Some clues to understanding Benford's law

Benford's law is a really fascinating observation that in many real-life sets of numerical data, the first digit is most likely to be 1, and every digit d is more common than d+1. Here's a table of the probability distribution, from Wikipedia:

Now, the caveat "real-life data sets" is really important. Specifically, this only applies when the data spans several orders of magnitude. Clearly, if we're measuring the height in inches of some large group of adults, the overwhelming majority of data will lie between 50 and 85 inches, and won't follow Benford's law. Another aspect of real-life data is that it's non random; if we take a bunch of truly random numbers spanning several orders of magnitude, their leading digit won't follow Benford's law either.

In this short post I'll try to explain how I understand Benford's law, and why it intuitively makes sense. During the post I'll collect a set of clues, which will help get the intuition in place eventually. By the way, we've already encountered our first clues:

Clue 1: Benford's law only works on real-life data.
Clue 2: Benford's law isn't just about the digit 1; 2 is more common than 3, 3 is more common than 4 etc.

Real-world example

First, let's start with a real-world demonstration of the law in action. I found a data table of the populations of California's ~480 largest cities, and ran an analysis of the population number's leading digit [1]. Clearly, this is real-life data, and it also spans many orders of magnitude (from LA at 3.9 mln to Amador with 153 inhabitants). Indeed, Benford's law applies beautifully on this data:

Distribution of first digit in population of California cities

Eyeballing the city population data, we'll notice something important but also totally intuitive: most cities are small. There are many more small cities than large ones. Out of the 480 cities in our data set, only 74 have population over 100k, for example.

The same is true of other real-world data sets; for example, if we take a snapshot of stock prices of S&P 500 companies at some historic point, the prices range from $1806 to $2, though 90% are under $182 and 65% are under $100.

Clue 3: in real-world data distributed along many orders of magnitude, smaller data points are more common than larger data points.

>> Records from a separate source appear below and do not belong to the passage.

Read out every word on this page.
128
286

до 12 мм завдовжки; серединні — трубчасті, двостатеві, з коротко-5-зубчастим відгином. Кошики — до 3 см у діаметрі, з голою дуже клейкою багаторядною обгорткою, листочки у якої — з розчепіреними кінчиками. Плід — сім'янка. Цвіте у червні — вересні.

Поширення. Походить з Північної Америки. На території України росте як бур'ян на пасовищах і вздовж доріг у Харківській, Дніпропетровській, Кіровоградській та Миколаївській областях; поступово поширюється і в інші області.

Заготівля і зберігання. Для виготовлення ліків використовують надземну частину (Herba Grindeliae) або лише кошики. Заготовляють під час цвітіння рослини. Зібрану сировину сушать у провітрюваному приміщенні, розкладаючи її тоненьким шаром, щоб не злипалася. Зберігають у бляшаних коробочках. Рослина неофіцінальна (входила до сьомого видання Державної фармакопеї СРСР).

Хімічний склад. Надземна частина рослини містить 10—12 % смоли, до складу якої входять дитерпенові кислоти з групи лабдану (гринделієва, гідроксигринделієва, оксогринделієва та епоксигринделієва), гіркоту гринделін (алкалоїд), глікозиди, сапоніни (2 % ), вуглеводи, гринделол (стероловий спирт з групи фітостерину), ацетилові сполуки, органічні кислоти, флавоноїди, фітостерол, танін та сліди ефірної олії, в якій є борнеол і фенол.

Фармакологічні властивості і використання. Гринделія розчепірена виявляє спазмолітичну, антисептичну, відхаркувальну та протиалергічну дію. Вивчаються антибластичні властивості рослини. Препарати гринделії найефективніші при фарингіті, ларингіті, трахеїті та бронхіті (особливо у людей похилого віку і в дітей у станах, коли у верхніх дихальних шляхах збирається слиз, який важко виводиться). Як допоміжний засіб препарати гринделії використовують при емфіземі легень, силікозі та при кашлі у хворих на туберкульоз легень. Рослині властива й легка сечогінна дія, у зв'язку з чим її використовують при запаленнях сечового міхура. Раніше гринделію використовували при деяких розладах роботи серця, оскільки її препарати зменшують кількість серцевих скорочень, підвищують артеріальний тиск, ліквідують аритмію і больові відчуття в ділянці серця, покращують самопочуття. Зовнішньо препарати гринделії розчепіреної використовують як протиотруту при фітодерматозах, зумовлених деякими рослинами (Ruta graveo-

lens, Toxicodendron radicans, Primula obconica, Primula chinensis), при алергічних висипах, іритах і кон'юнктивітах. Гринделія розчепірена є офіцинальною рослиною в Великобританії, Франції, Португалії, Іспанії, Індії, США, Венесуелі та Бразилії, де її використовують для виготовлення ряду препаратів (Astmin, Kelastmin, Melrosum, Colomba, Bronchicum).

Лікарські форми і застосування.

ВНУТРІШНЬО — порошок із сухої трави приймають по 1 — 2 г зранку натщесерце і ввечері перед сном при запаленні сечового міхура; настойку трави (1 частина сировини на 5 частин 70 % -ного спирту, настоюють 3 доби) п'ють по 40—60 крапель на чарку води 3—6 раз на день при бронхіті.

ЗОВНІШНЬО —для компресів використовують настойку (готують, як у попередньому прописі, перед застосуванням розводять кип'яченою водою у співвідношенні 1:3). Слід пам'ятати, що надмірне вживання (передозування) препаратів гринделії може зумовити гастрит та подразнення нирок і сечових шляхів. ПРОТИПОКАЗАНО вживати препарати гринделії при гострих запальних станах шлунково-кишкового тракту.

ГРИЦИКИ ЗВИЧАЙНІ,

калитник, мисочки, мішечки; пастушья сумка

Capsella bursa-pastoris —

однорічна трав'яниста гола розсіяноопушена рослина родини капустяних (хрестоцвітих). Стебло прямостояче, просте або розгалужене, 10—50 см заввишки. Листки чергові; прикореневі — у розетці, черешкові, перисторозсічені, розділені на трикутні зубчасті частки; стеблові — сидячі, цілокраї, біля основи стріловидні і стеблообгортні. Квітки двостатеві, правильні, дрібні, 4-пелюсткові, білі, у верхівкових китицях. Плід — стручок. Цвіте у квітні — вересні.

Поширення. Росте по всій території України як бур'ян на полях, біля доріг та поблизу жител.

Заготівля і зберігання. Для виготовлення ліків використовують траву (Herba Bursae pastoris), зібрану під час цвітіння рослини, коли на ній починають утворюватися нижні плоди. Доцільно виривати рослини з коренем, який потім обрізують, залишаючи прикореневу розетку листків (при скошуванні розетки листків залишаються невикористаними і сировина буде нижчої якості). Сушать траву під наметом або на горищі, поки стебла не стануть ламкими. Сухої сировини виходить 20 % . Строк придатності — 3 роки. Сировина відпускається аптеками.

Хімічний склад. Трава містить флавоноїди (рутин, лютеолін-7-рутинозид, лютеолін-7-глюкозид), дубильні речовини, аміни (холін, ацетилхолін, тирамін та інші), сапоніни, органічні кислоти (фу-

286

Statistically, this is akin to saying that the data follows the Pareto distribution, of which the "80-20 rule" - known as the Pareto principle - is a special case. Another similar mathematical description (applied to discrete probability distributions) is Zipf's law.

Logarithmic scale

To reiterate, a lot of real-world data isn't really uniformly distributed. Rather, it follows a Pareto distribution where smaller numbers are more common. Here's a useful logarithmic scale borrowed from Wikipedia - this could be the X axis of any logarithmic plot:

In this image, smaller values get more "real estate" on the X axis, which is fair for our distribution if smaller numbers are more common than larger numbers. It should not be hard to convince yourself that every time we "drop a pin" on this scale, the chance of the leading digit being 1 is the highest. Another (related) way to look at it is - when smaller numbers are more common it takes a 100% percent increase to go from leading digit being 1 to it being 2, but only a 50% increase to go from 2 to 3, etc.

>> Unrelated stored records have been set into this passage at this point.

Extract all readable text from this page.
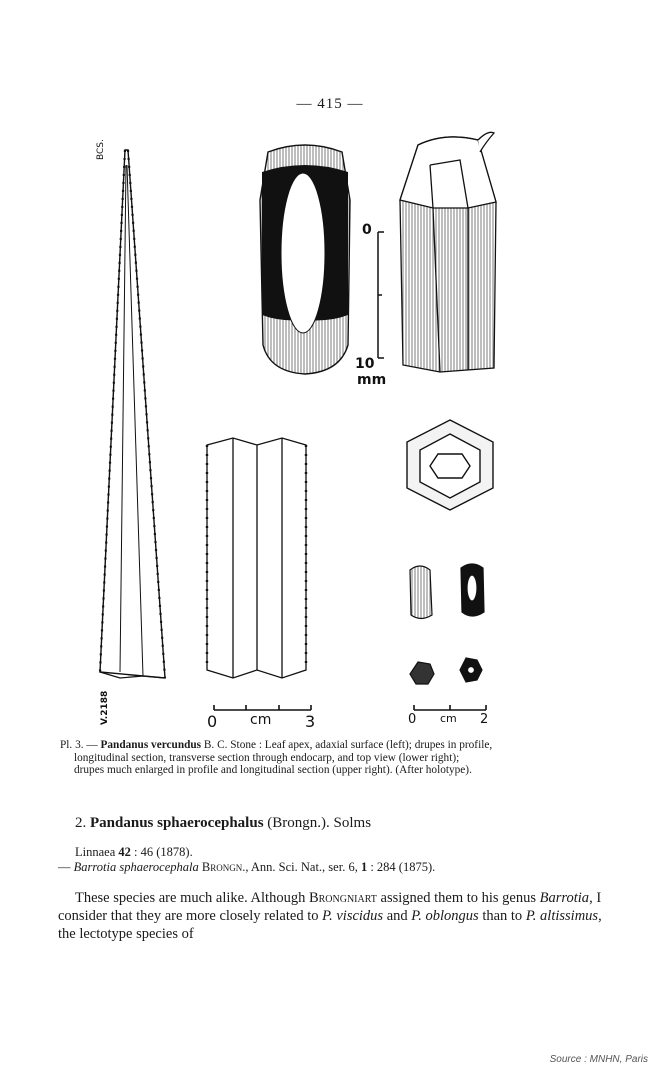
— 415 —
BCS.
V.2188
0
10
mm
0 cm 3	0 cm 2
Pl. 3. — Pandanus vercundus B. C. Stone : Leaf apex, adaxial surface (left); drupes in profile,
longitudinal section, transverse section through endocarp, and top view (lower right);
drupes much enlarged in profile and longitudinal section (upper right). (After holotype).
2. Pandanus sphaerocephalus (Brongn.). Solms
Linnaea 42 : 46 (1878).
— Barrotia sphaerocephala Brongn., Ann. Sci. Nat., ser. 6, 1 : 284 (1875).
These species are much alike. Although Brongniart assigned them to his genus Barrotia, I consider that they are more closely related to P. viscidus and P. oblongus than to P. altissimus, the lectotype species of
Source : MNHN, Paris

Clue 4: on a logarithmic scale, the distance between numbers starting with 1s and numbers starting with 2s is bigger than the distance between numbers starting with 2s and numbers starting with 3s, and so on.

We can visualize this in another way; let's plot the ratio of numbers starting with 1 among all numbers up to some point. On the X axis we'll place N which means "in all numbers up to N", and on the Y axis we'll place the ratio of numbers i between 0 and N that start with 1:

Jagged graph of P(digit=1) for all numbers up to N

Note that whenever some new order of magnitude is reached, the ratio starts to climb steadily until it reaches ~0.5 (because there are just as many numbers with D digits as numbers starting with 1 and followed by another D digits); it then starts falling until it reaches ~0.1 just before we flip to the next order of magnitude (because in all D-digit numbers, numbers starting with each digit are one tenth of the population). If we calculate the smoothed average of this graph over time, it ends up at about 0.3, which corresponds to Benford's law.

Summary

When I'm thinking of Benford's law, the observation that really brings it home for me is that "smaller numbers are more common than larger numbers" (this is clue 3). This property of many realistic data sets, along with an understanding of the logarithmic scale (the penultimate image above) is really all you need to intuitively grok Benford's law.

Benford's law is also famous for being scale-invariant (by typically applying regardless of the unit of measurement) and base-invariant (works in bases other than 10). Hopefully, this post makes it clear why these properties are expected to be true.

[1]	All the (hacky Go) code and data required to generate the plots in this post is available on GitHub.